Thriller de Michael Jackson était un choc. Surtout qu’on était au tout début du vidéo clip. Money for Nothing de Dire Straits aussi, qui était l’un des premiers clips créés par ordinateur, il me semble. Aujourd’hui, il semble très laid car il a mal vieilli, mais à l’époque, c’était une claque. Ca parle à l’enfant qui est en moi car c’est ce qui m’a plu quand j’étais jeune. Aujourd’hui, je ne suis plus sûr de regarder des clips…
« Toute l’histoire du mec qui n’a pas eu l’estime qu’il méritait me touche vraiment. » Nicolas Duvauchelle
Si vous deviez jouer le rôle d’un chanteur dans un biopic, qui voudriez-vous que ce soit ?

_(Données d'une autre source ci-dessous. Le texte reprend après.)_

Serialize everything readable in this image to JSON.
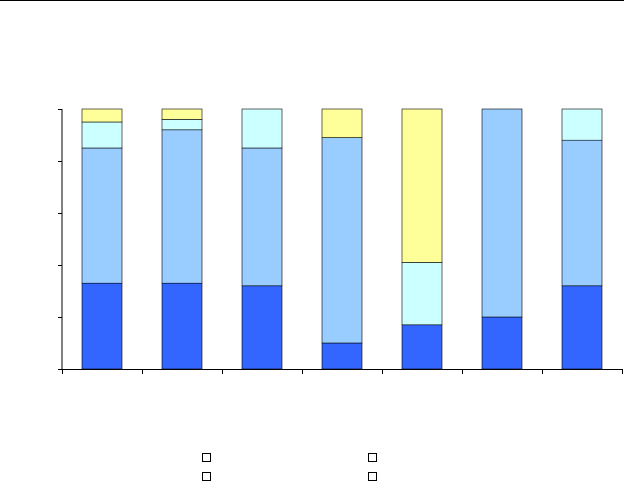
{
  "chart_data": {
    "type": "bar",
    "stacked": true,
    "title": "",
    "xlabel": "",
    "ylabel": "",
    "ylim": [
      0,
      1
    ],
    "y_ticks": [
      0,
      0.2,
      0.4,
      0.6,
      0.8,
      1.0
    ],
    "grid": false,
    "legend": "bottom",
    "categories": [
      "",
      "",
      "",
      "",
      "",
      "",
      ""
    ],
    "series": [
      {
        "color": "#3366ff",
        "values": [
          0.33,
          0.33,
          0.32,
          0.1,
          0.17,
          0.2,
          0.32
        ]
      },
      {
        "color": "#99ccff",
        "values": [
          0.52,
          0.59,
          0.53,
          0.79,
          0.0,
          0.8,
          0.56
        ]
      },
      {
        "color": "#ccffff",
        "values": [
          0.1,
          0.04,
          0.15,
          0.0,
          0.24,
          0.0,
          0.12
        ]
      },
      {
        "color": "#ffff99",
        "values": [
          0.05,
          0.04,
          0.0,
          0.11,
          0.59,
          0.0,
          0.0
        ]
      }
    ]
  }
}
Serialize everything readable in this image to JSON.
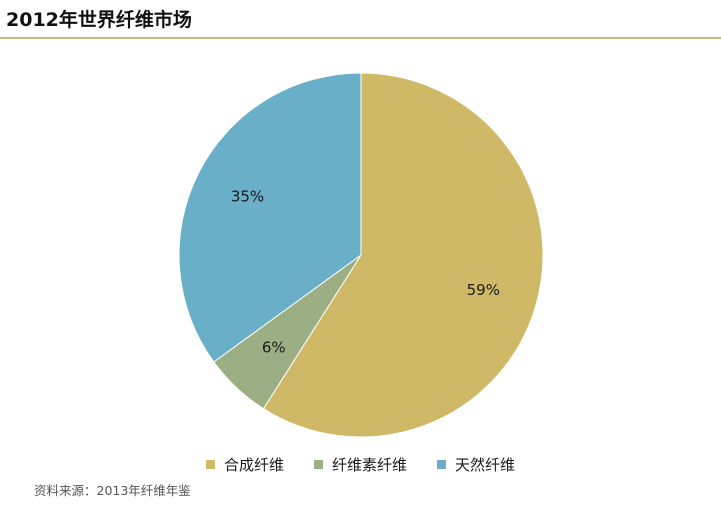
{
  "title": "2012年世界纤维市场",
  "source": "资料来源：2013年纤维年鉴",
  "chart_data": {
    "type": "pie",
    "title": "2012年世界纤维市场",
    "slices": [
      {
        "name": "合成纤维",
        "value": 59,
        "label": "59%",
        "color": "#cfb966"
      },
      {
        "name": "纤维素纤维",
        "value": 6,
        "label": "6%",
        "color": "#9caf84"
      },
      {
        "name": "天然纤维",
        "value": 35,
        "label": "35%",
        "color": "#6aafc8"
      }
    ],
    "start": "12 o'clock",
    "direction": "clockwise",
    "legend_position": "bottom"
  }
}
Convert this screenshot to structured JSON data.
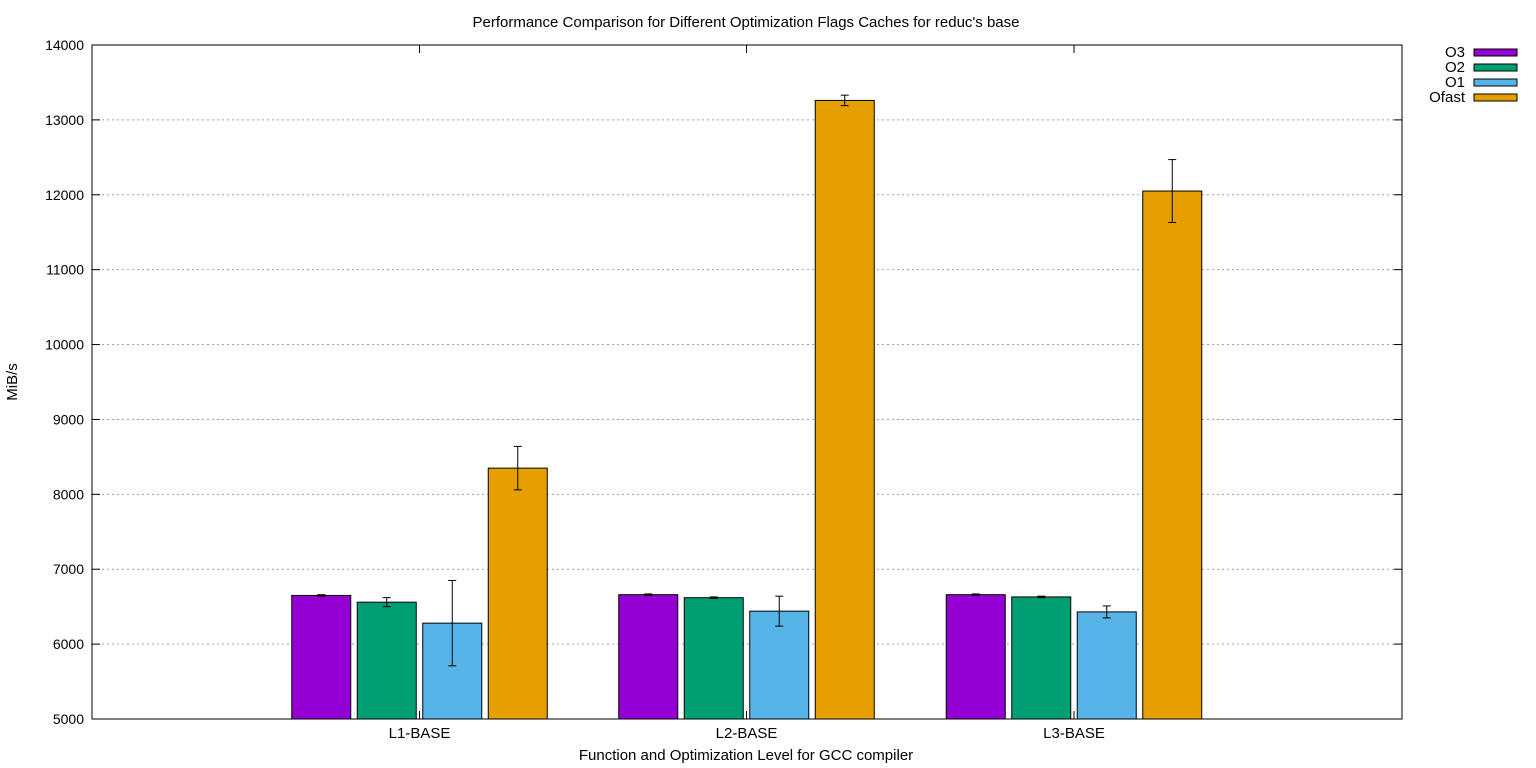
{
  "chart_data": {
    "type": "bar",
    "title": "Performance Comparison for Different Optimization Flags  Caches for reduc's base",
    "xlabel": "Function and Optimization Level for GCC compiler",
    "ylabel": "MiB/s",
    "ylim": [
      5000,
      14000
    ],
    "yticks": [
      5000,
      6000,
      7000,
      8000,
      9000,
      10000,
      11000,
      12000,
      13000,
      14000
    ],
    "grid": true,
    "legend_position": "top-right outside",
    "categories": [
      "L1-BASE",
      "L2-BASE",
      "L3-BASE"
    ],
    "series": [
      {
        "name": "O3",
        "color": "#9400d3",
        "values": [
          6650,
          6660,
          6660
        ],
        "errors": [
          10,
          10,
          10
        ]
      },
      {
        "name": "O2",
        "color": "#009e73",
        "values": [
          6560,
          6620,
          6630
        ],
        "errors": [
          60,
          10,
          10
        ]
      },
      {
        "name": "O1",
        "color": "#56b4e9",
        "values": [
          6280,
          6440,
          6430
        ],
        "errors": [
          570,
          200,
          80
        ]
      },
      {
        "name": "Ofast",
        "color": "#e69f00",
        "values": [
          8350,
          13260,
          12050
        ],
        "errors": [
          290,
          70,
          420
        ]
      }
    ]
  }
}
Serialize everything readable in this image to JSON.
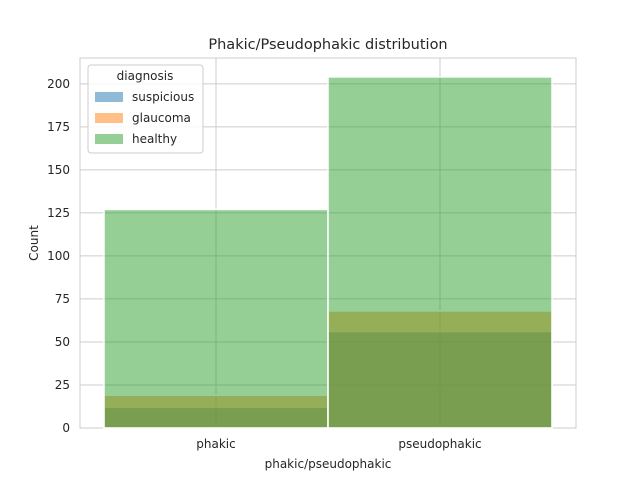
{
  "chart_data": {
    "type": "bar",
    "title": "Phakic/Pseudophakic distribution",
    "xlabel": "phakic/pseudophakic",
    "ylabel": "Count",
    "categories": [
      "phakic",
      "pseudophakic"
    ],
    "ylim": [
      0,
      215
    ],
    "yticks": [
      0,
      25,
      50,
      75,
      100,
      125,
      150,
      175,
      200
    ],
    "grid": true,
    "legend": {
      "title": "diagnosis",
      "placement": "top-left"
    },
    "series": [
      {
        "name": "suspicious",
        "values": [
          12,
          56
        ],
        "color": "#1f77b4"
      },
      {
        "name": "glaucoma",
        "values": [
          19,
          68
        ],
        "color": "#ff7f0e"
      },
      {
        "name": "healthy",
        "values": [
          127,
          204
        ],
        "color": "#2ca02c"
      }
    ],
    "overlay_alpha": 0.5
  }
}
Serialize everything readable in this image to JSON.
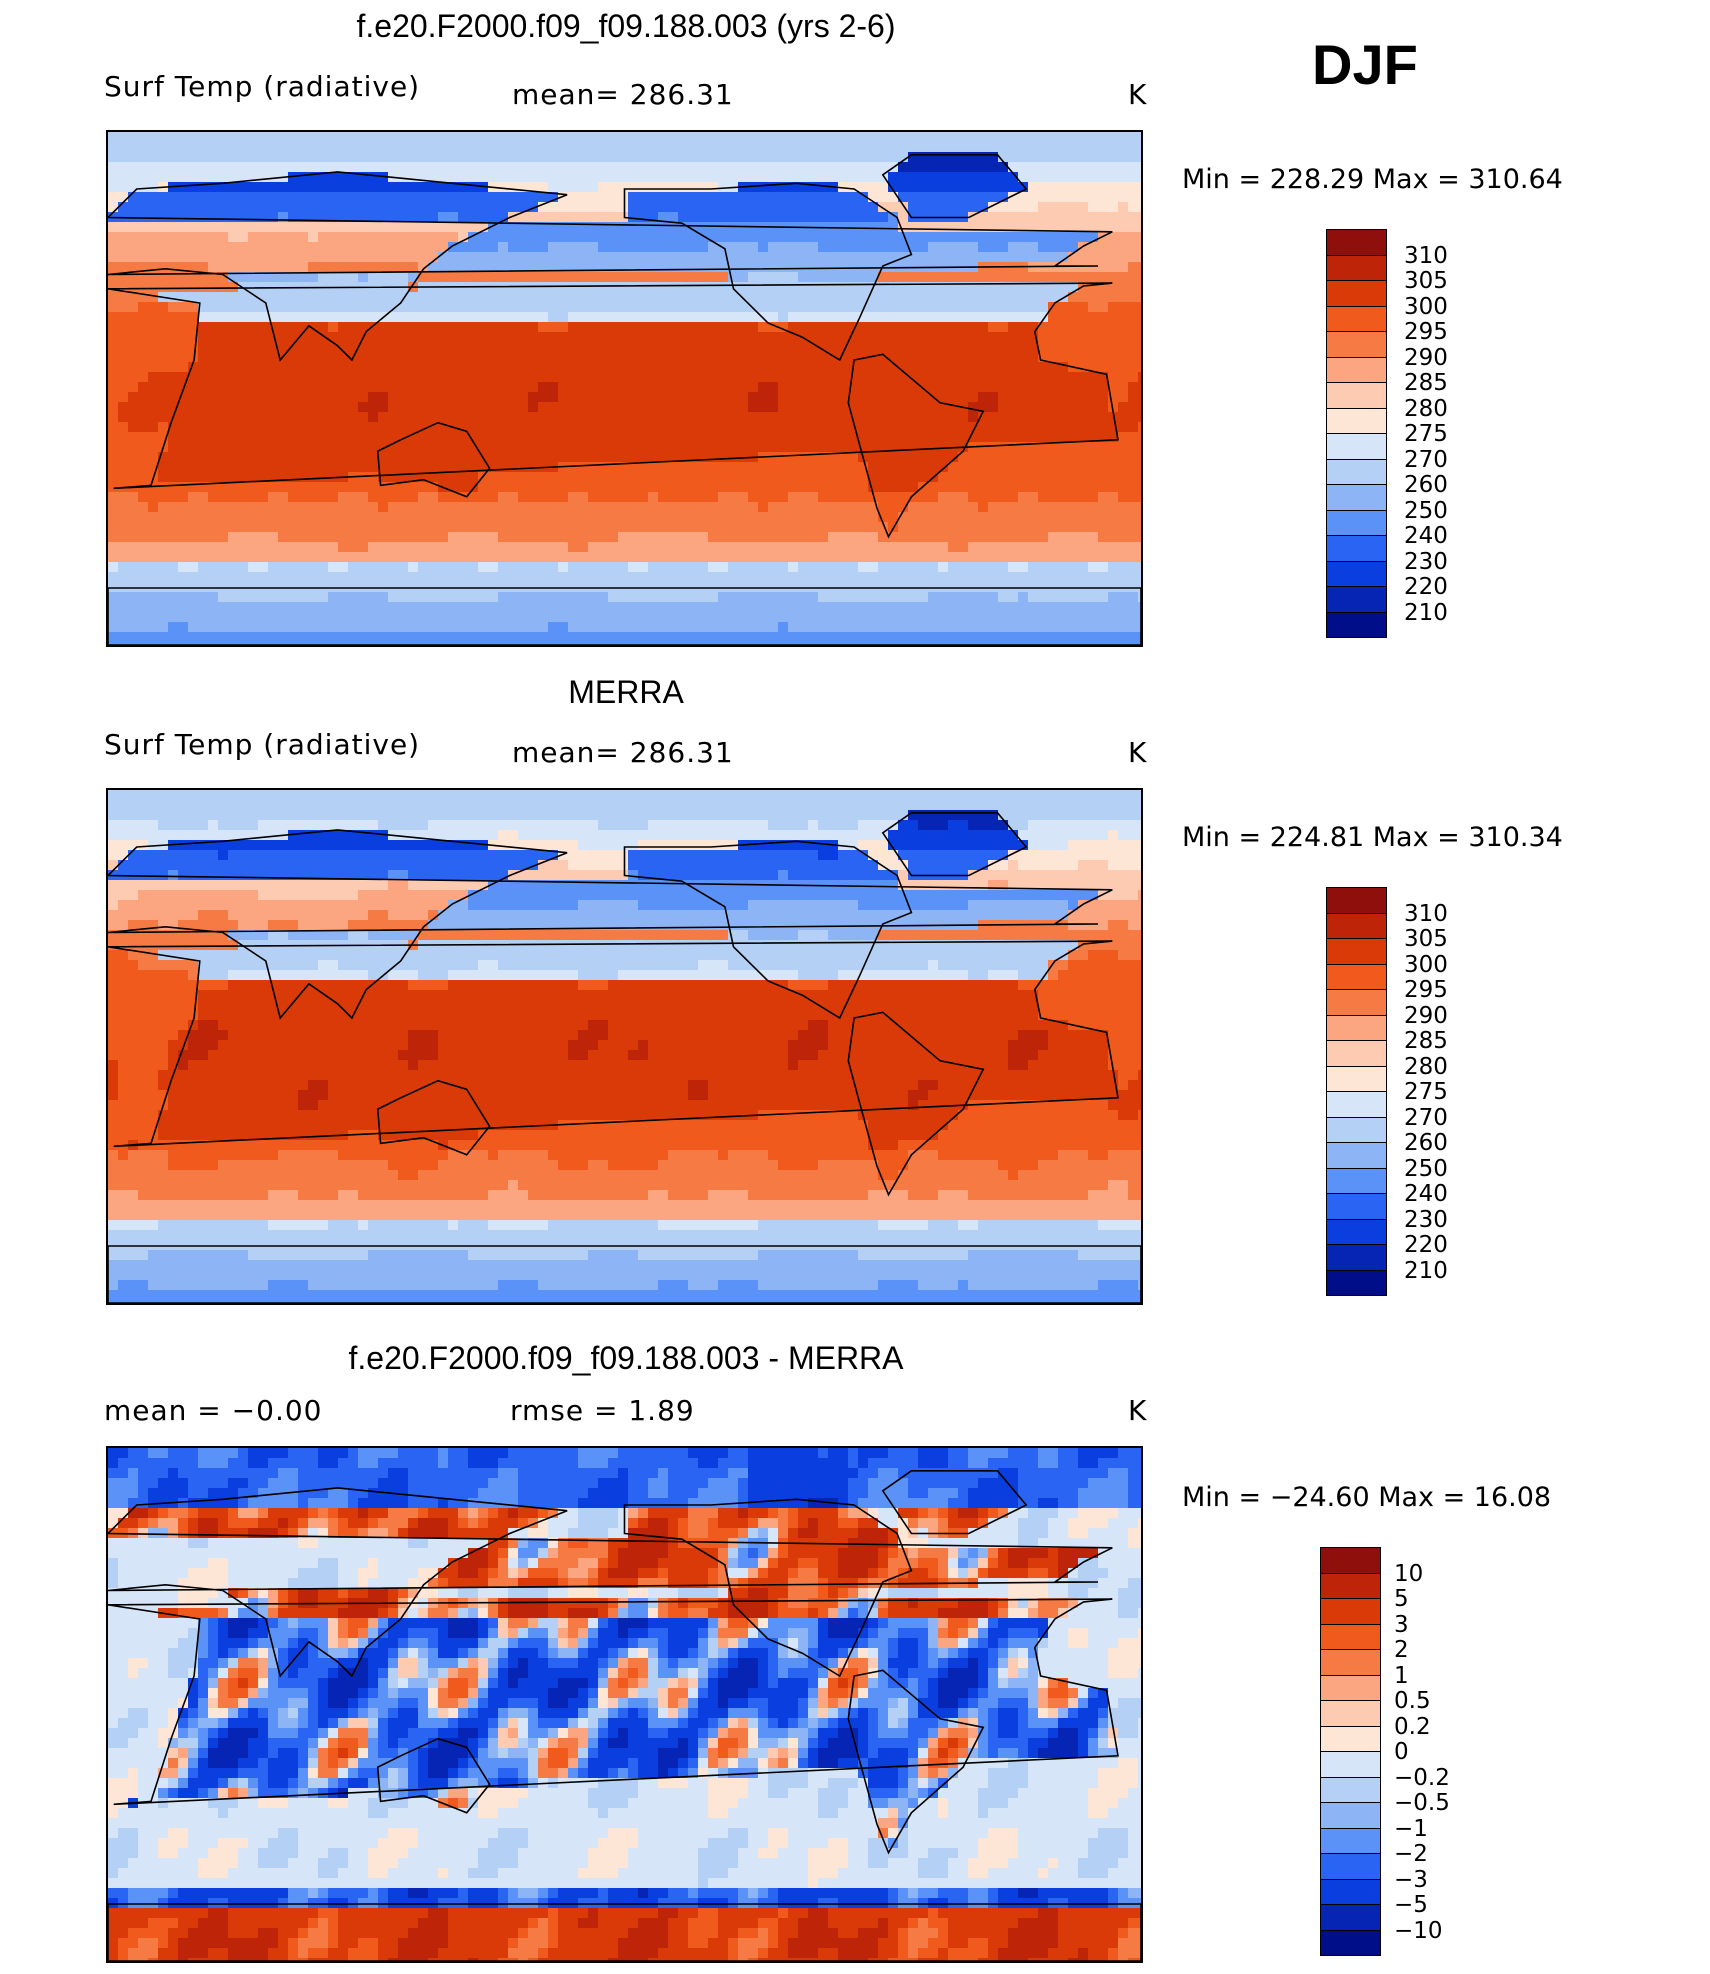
{
  "season": "DJF",
  "panels": [
    {
      "title": "f.e20.F2000.f09_f09.188.003 (yrs 2-6)",
      "left_label": "Surf Temp (radiative)",
      "mid_label": "mean=  286.31",
      "right_label": "K",
      "minmax": "Min  =  228.29  Max  =  310.64",
      "field": "model_temperature"
    },
    {
      "title": "MERRA",
      "left_label": "Surf Temp (radiative)",
      "mid_label": "mean=  286.31",
      "right_label": "K",
      "minmax": "Min  =  224.81  Max  =  310.34",
      "field": "merra_temperature"
    },
    {
      "title": "f.e20.F2000.f09_f09.188.003 - MERRA",
      "left_label": "mean  =    −0.00",
      "mid_label": "rmse  =     1.89",
      "right_label": "K",
      "minmax": "Min  =  −24.60  Max  =    16.08",
      "field": "difference"
    }
  ],
  "colorbars": {
    "temperature": {
      "levels": [
        "310",
        "305",
        "300",
        "295",
        "290",
        "285",
        "280",
        "275",
        "270",
        "260",
        "250",
        "240",
        "230",
        "220",
        "210"
      ],
      "colors": [
        "#8e0f0c",
        "#bd2408",
        "#d93a08",
        "#f05a1c",
        "#f57a43",
        "#fba581",
        "#fdcbb2",
        "#fee6d7",
        "#d6e6f8",
        "#b4d0f5",
        "#8db5f6",
        "#5b92f7",
        "#2a64f2",
        "#0b3ede",
        "#0625b4",
        "#000e8a"
      ]
    },
    "difference": {
      "levels": [
        "10",
        "5",
        "3",
        "2",
        "1",
        "0.5",
        "0.2",
        "0",
        "−0.2",
        "−0.5",
        "−1",
        "−2",
        "−3",
        "−5",
        "−10"
      ],
      "colors": [
        "#8e0f0c",
        "#bd2408",
        "#d93a08",
        "#f05a1c",
        "#f57a43",
        "#fba581",
        "#fdcbb2",
        "#fee6d7",
        "#d6e6f8",
        "#b4d0f5",
        "#8db5f6",
        "#5b92f7",
        "#2a64f2",
        "#0b3ede",
        "#0625b4",
        "#000e8a"
      ]
    }
  }
}
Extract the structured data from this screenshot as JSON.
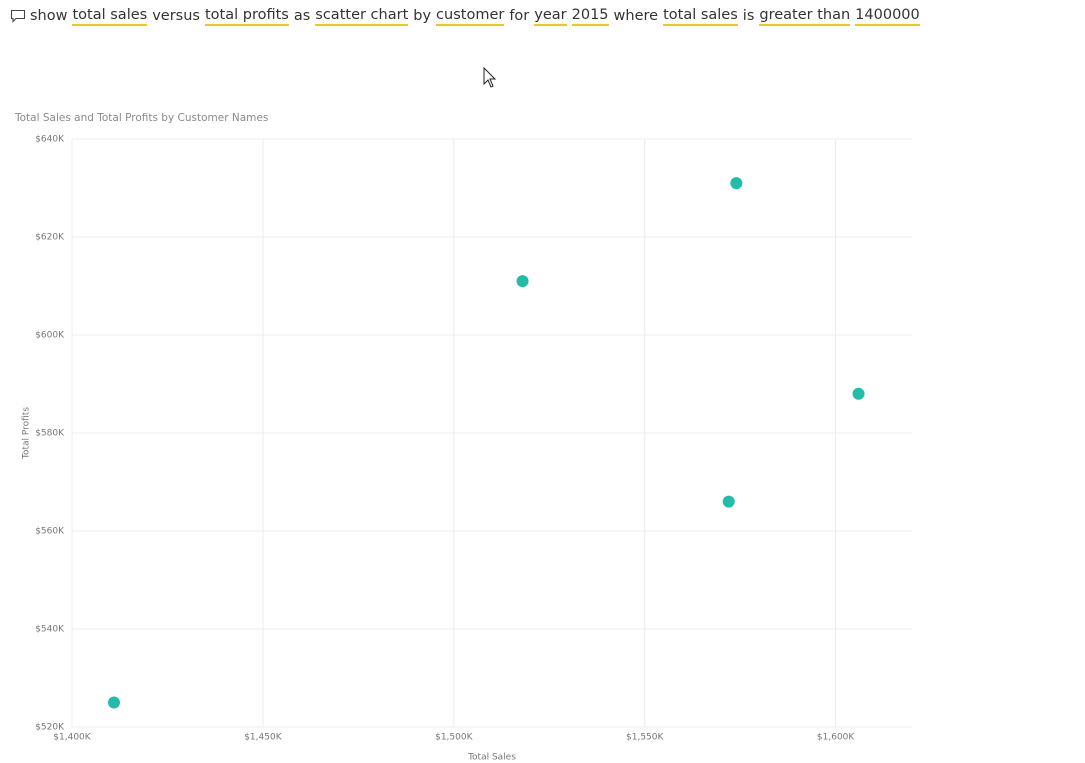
{
  "query": {
    "segments": [
      {
        "text": "show",
        "underlined": false
      },
      {
        "text": "total sales",
        "underlined": true
      },
      {
        "text": "versus",
        "underlined": false
      },
      {
        "text": "total profits",
        "underlined": true
      },
      {
        "text": "as",
        "underlined": false
      },
      {
        "text": "scatter chart",
        "underlined": true
      },
      {
        "text": "by",
        "underlined": false
      },
      {
        "text": "customer",
        "underlined": true
      },
      {
        "text": "for",
        "underlined": false
      },
      {
        "text": "year",
        "underlined": true
      },
      {
        "text": "2015",
        "underlined": true
      },
      {
        "text": "where",
        "underlined": false
      },
      {
        "text": "total sales",
        "underlined": true
      },
      {
        "text": "is",
        "underlined": false
      },
      {
        "text": "greater than",
        "underlined": true
      },
      {
        "text": "1400000",
        "underlined": true
      }
    ]
  },
  "chart_data": {
    "type": "scatter",
    "title": "Total Sales and Total Profits by Customer Names",
    "x_label": "Total Sales",
    "y_label": "Total Profits",
    "color": "#21bda9",
    "grid": true,
    "x": [
      1411000,
      1518000,
      1574000,
      1606000,
      1572000
    ],
    "values": [
      525000,
      611000,
      631000,
      588000,
      566000
    ],
    "xlim": [
      1400000,
      1620000
    ],
    "ylim": [
      520000,
      640000
    ],
    "xticks": [
      {
        "value": 1400000,
        "label": "$1,400K"
      },
      {
        "value": 1450000,
        "label": "$1,450K"
      },
      {
        "value": 1500000,
        "label": "$1,500K"
      },
      {
        "value": 1550000,
        "label": "$1,550K"
      },
      {
        "value": 1600000,
        "label": "$1,600K"
      }
    ],
    "yticks": [
      {
        "value": 520000,
        "label": "$520K"
      },
      {
        "value": 540000,
        "label": "$540K"
      },
      {
        "value": 560000,
        "label": "$560K"
      },
      {
        "value": 580000,
        "label": "$580K"
      },
      {
        "value": 600000,
        "label": "$600K"
      },
      {
        "value": 620000,
        "label": "$620K"
      },
      {
        "value": 640000,
        "label": "$640K"
      }
    ]
  }
}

Le chanteur américain Mark Lanegan (Screaming Trees, Mad Season, Queens of the Stone Age). Je l’adore et il n’a pas eu le succès qu’il méritait. Il a une voix incroyable, encore plus grave que la mienne. Toute l’histoire du mec qui n’a pas eu l’estime qu’il méritait me touche vraiment. C’est un poète maudit, qui a influencé de nombreux musiciens, malgré ses nombreuses collaborations.
Et si quelqu’un devait jouer votre rôle dans un biopic…
J’espère ne pas mourir tout de suite… Ma vie n’est pas si dingue que ça, à part faire des films… Je ne sais pas ce que le réalisateur raconterait. Mais je dirais le petit Sandor Funtek (qui a joué dans Suprêmes) qui n’est d’ailleurs pas si petit que ça…
Y-a-t-il une chanson qui résume parfaitement votre vie ?
The Past Recedes de John Frusciante. C’est quelqu’un qui revient de loin. On connaît surtout sa participation aux Red Hot Chili Peppers mais sa carrière solo et sa vie sont incroyables. J’aime le fait qu’il soit, à un moment donné, parti du groupe, pour créer de la musique que presque beaucoup moins de personnes écoutent. Il va jusqu’au bout de qu’il aime faire, sans que ce soit des chansons normées, sans pression de la maison de disque, ni compromis pour les radios.
Chambre Noire featuring Nicolas Duvauchelle et Zoé Colotis – Paroles, paroles (2023). Les Rois de la Piste (2024) de Thierry Klifa avec Fanny Ardant, Nicolas Duvauchelle et Matthieu Kassovitz, actuellement au cinéma. L’acteur sera bientôt à l’affiche du film Brûle le sang (2024) d’Akaki Popkhadze et de la série Citoyens clandestins (2023) de Laetitia Masson, avec Raphaël Quenard.